Toxic Dusts – these are usually metal compounds such as chromates or Lead compounds which may have chronic or acute effects on various organs of the body.
Fibrogenic Dusts – these affect the lungs and cause conditions such as pneumoconiosis and are the most dangerous forms of dust.
Allergenic Dusts – these may cause asthma or eczema and the effects may vary from person to person. It is possible for a person to become sensitised to a particular substance and be affected by it after being exposed to it for many years with no ill effects.
Abrasive Dust – Any or all of these types can be abrasive and have detrimental effects on the eyes especially to a growing number of people who wear contact lenses.
Control
The basic methods of dust control businesses need to consider are:

Prevention – Many of our customers have used our interlocking floor tiles to prevent dust from concrete or disintegrating epoxy floors from contaminating their production or warehouse environments. Simply laying Ecotile over the dusty floor immediately solves the problem without disrupting business activities. Ecotile can even be laid over asbestos floor tiles thus removing the requirement for dangerous and expensive specialist work to be carried out.

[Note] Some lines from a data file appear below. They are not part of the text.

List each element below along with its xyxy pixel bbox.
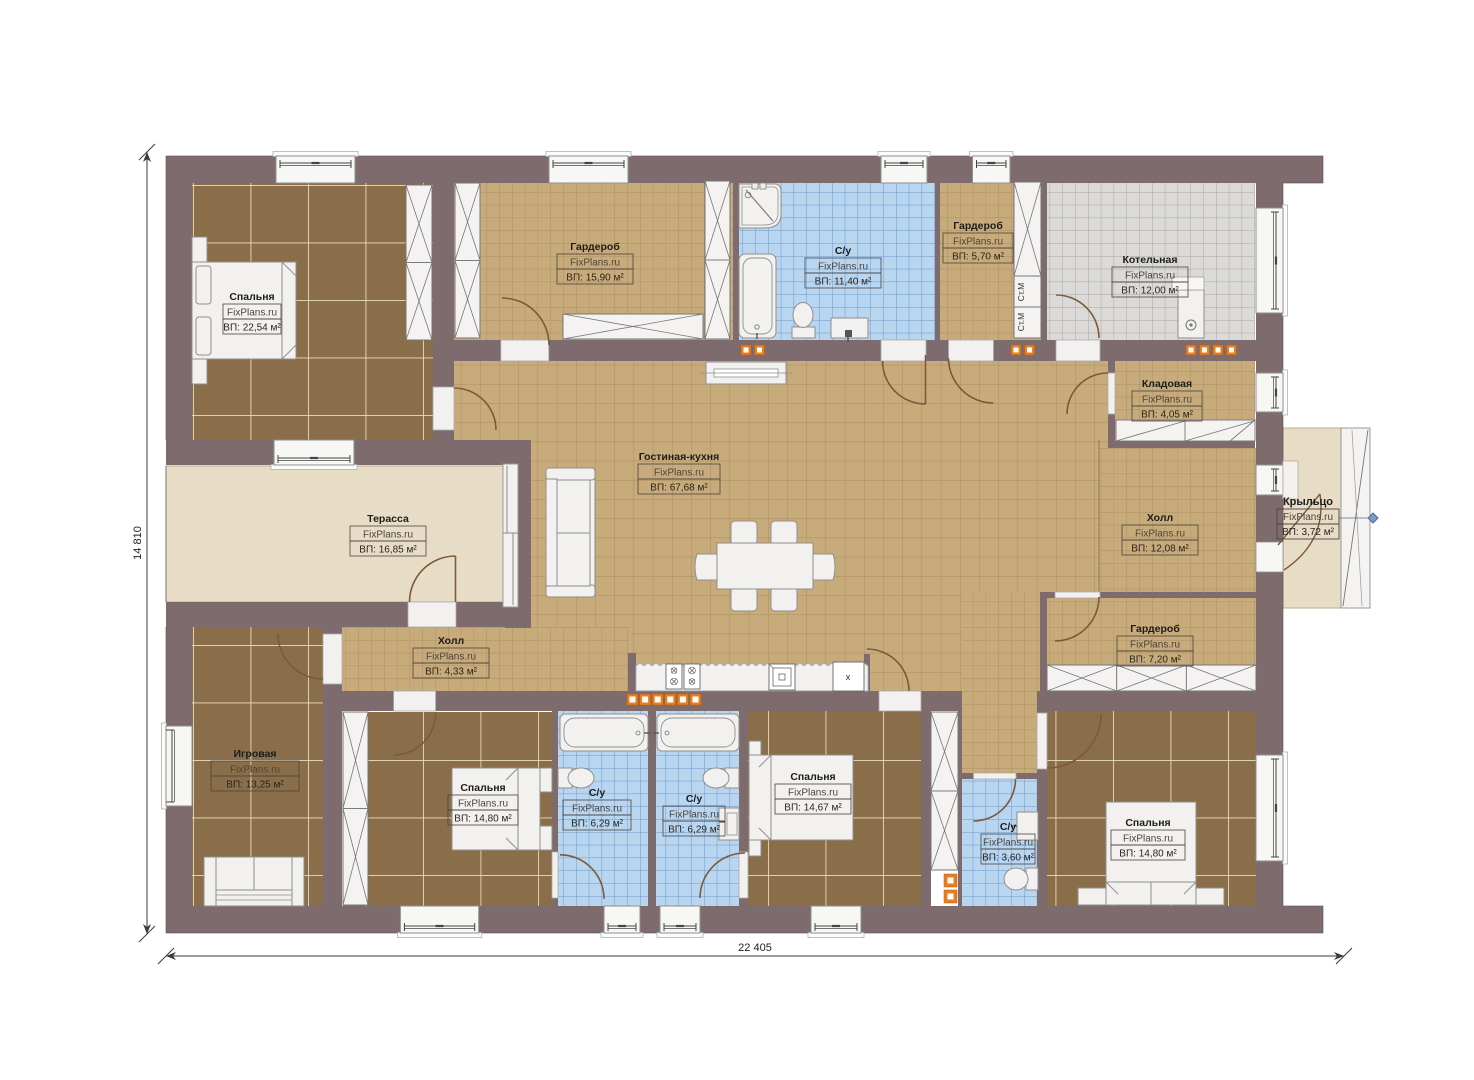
svg-text:ВП: 4,33 м²: ВП: 4,33 м²	[425, 667, 478, 678]
svg-text:C/у: C/у	[835, 245, 852, 257]
svg-text:ВП: 12,00 м²: ВП: 12,00 м²	[1121, 286, 1179, 297]
svg-text:FixPlans.ru: FixPlans.ru	[669, 810, 719, 821]
svg-text:FixPlans.ru: FixPlans.ru	[788, 788, 838, 799]
svg-text:ВП: 4,05 м²: ВП: 4,05 м²	[1141, 410, 1194, 421]
svg-text:Холл: Холл	[1147, 512, 1173, 524]
svg-text:FixPlans.ru: FixPlans.ru	[1130, 640, 1180, 651]
svg-text:Ст.М: Ст.М	[1016, 313, 1026, 332]
svg-text:Спальня: Спальня	[790, 771, 835, 783]
svg-text:C/у: C/у	[686, 793, 703, 805]
svg-text:FixPlans.ru: FixPlans.ru	[426, 652, 476, 663]
svg-text:ВП: 3,72 м²: ВП: 3,72 м²	[1282, 527, 1335, 538]
svg-text:ВП: 14,80 м²: ВП: 14,80 м²	[454, 814, 512, 825]
svg-text:FixPlans.ru: FixPlans.ru	[230, 765, 280, 776]
svg-text:FixPlans.ru: FixPlans.ru	[1142, 395, 1192, 406]
svg-text:ВП: 15,90 м²: ВП: 15,90 м²	[566, 273, 624, 284]
svg-text:FixPlans.ru: FixPlans.ru	[572, 804, 622, 815]
svg-text:Кладовая: Кладовая	[1142, 378, 1192, 390]
svg-text:Гардероб: Гардероб	[953, 220, 1003, 232]
svg-text:ВП: 12,08 м²: ВП: 12,08 м²	[1131, 544, 1189, 555]
svg-text:ВП: 14,80 м²: ВП: 14,80 м²	[1119, 849, 1177, 860]
svg-text:C/у: C/у	[589, 787, 606, 799]
svg-text:FixPlans.ru: FixPlans.ru	[1135, 529, 1185, 540]
svg-text:ВП: 14,67 м²: ВП: 14,67 м²	[784, 803, 842, 814]
svg-text:ВП: 22,54 м²: ВП: 22,54 м²	[223, 323, 281, 334]
svg-text:Крыльцо: Крыльцо	[1283, 496, 1333, 508]
svg-text:22 405: 22 405	[738, 942, 772, 954]
svg-text:ВП: 7,20 м²: ВП: 7,20 м²	[1129, 655, 1182, 666]
svg-text:Гостиная-кухня: Гостиная-кухня	[639, 451, 719, 463]
svg-text:FixPlans.ru: FixPlans.ru	[654, 468, 704, 479]
svg-text:FixPlans.ru: FixPlans.ru	[953, 237, 1003, 248]
svg-text:FixPlans.ru: FixPlans.ru	[227, 308, 277, 319]
svg-text:FixPlans.ru: FixPlans.ru	[818, 262, 868, 273]
svg-text:FixPlans.ru: FixPlans.ru	[1125, 271, 1175, 282]
svg-text:Спальня: Спальня	[229, 291, 274, 303]
svg-text:14 810: 14 810	[132, 526, 144, 560]
svg-text:Ст.М: Ст.М	[1016, 283, 1026, 302]
svg-text:Спальня: Спальня	[460, 782, 505, 794]
svg-text:FixPlans.ru: FixPlans.ru	[983, 838, 1033, 849]
svg-text:ВП: 13,25 м²: ВП: 13,25 м²	[226, 780, 284, 791]
svg-text:Игровая: Игровая	[233, 748, 276, 760]
svg-text:C/у: C/у	[1000, 821, 1017, 833]
svg-text:FixPlans.ru: FixPlans.ru	[570, 258, 620, 269]
svg-text:Терасса: Терасса	[367, 513, 409, 525]
svg-text:FixPlans.ru: FixPlans.ru	[363, 530, 413, 541]
svg-text:FixPlans.ru: FixPlans.ru	[1123, 834, 1173, 845]
svg-text:ВП: 3,60 м²: ВП: 3,60 м²	[982, 853, 1035, 864]
svg-text:Спальня: Спальня	[1125, 817, 1170, 829]
svg-text:ВП: 11,40 м²: ВП: 11,40 м²	[815, 277, 872, 288]
svg-text:ВП: 5,70 м²: ВП: 5,70 м²	[952, 252, 1005, 263]
svg-text:Холл: Холл	[438, 635, 464, 647]
svg-text:ВП: 67,68 м²: ВП: 67,68 м²	[650, 483, 708, 494]
svg-text:FixPlans.ru: FixPlans.ru	[458, 799, 508, 810]
svg-text:Гардероб: Гардероб	[570, 241, 620, 253]
svg-text:Гардероб: Гардероб	[1130, 623, 1180, 635]
svg-text:x: x	[846, 672, 851, 682]
svg-text:ВП: 6,29 м²: ВП: 6,29 м²	[571, 819, 624, 830]
svg-text:ВП: 6,29 м²: ВП: 6,29 м²	[668, 825, 721, 836]
svg-text:ВП: 16,85 м²: ВП: 16,85 м²	[359, 545, 417, 556]
svg-text:FixPlans.ru: FixPlans.ru	[1283, 512, 1333, 523]
svg-text:Котельная: Котельная	[1123, 254, 1178, 266]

Substitution – for example in the UK the use of sand for sand-blasting is prohibited in most cases and some other less toxic material used in its place. The scabbling of concrete generates silica dust and should be avoided where possible. Using Ecotile removes the need for this kind of surface preparation.
Moisture – wet methods can be used effectively to prevent dust. However, water must be applied before the dust is generated as attempting to control dust already in the air by means of water spraying is ineffective.
Segregation – it may be possible to segregate operations or processes which generate dust so that its effects are mitigated.
Ventilation – dust can be collected at source by the provision of efficient exhaust ventilation.
Extraction – An exhaust ventilation system will remove the dust from a particular site. Where dust has a fundamental presence within a particular occupation, workers need to be provided with the correct protective clothing and with breathing respirators if need be. These are much better than dust masks which have often been proved to be relatively ineffective. Employers should also ensure that workers undergo regular health checks which might pinpoint any early signs of illness.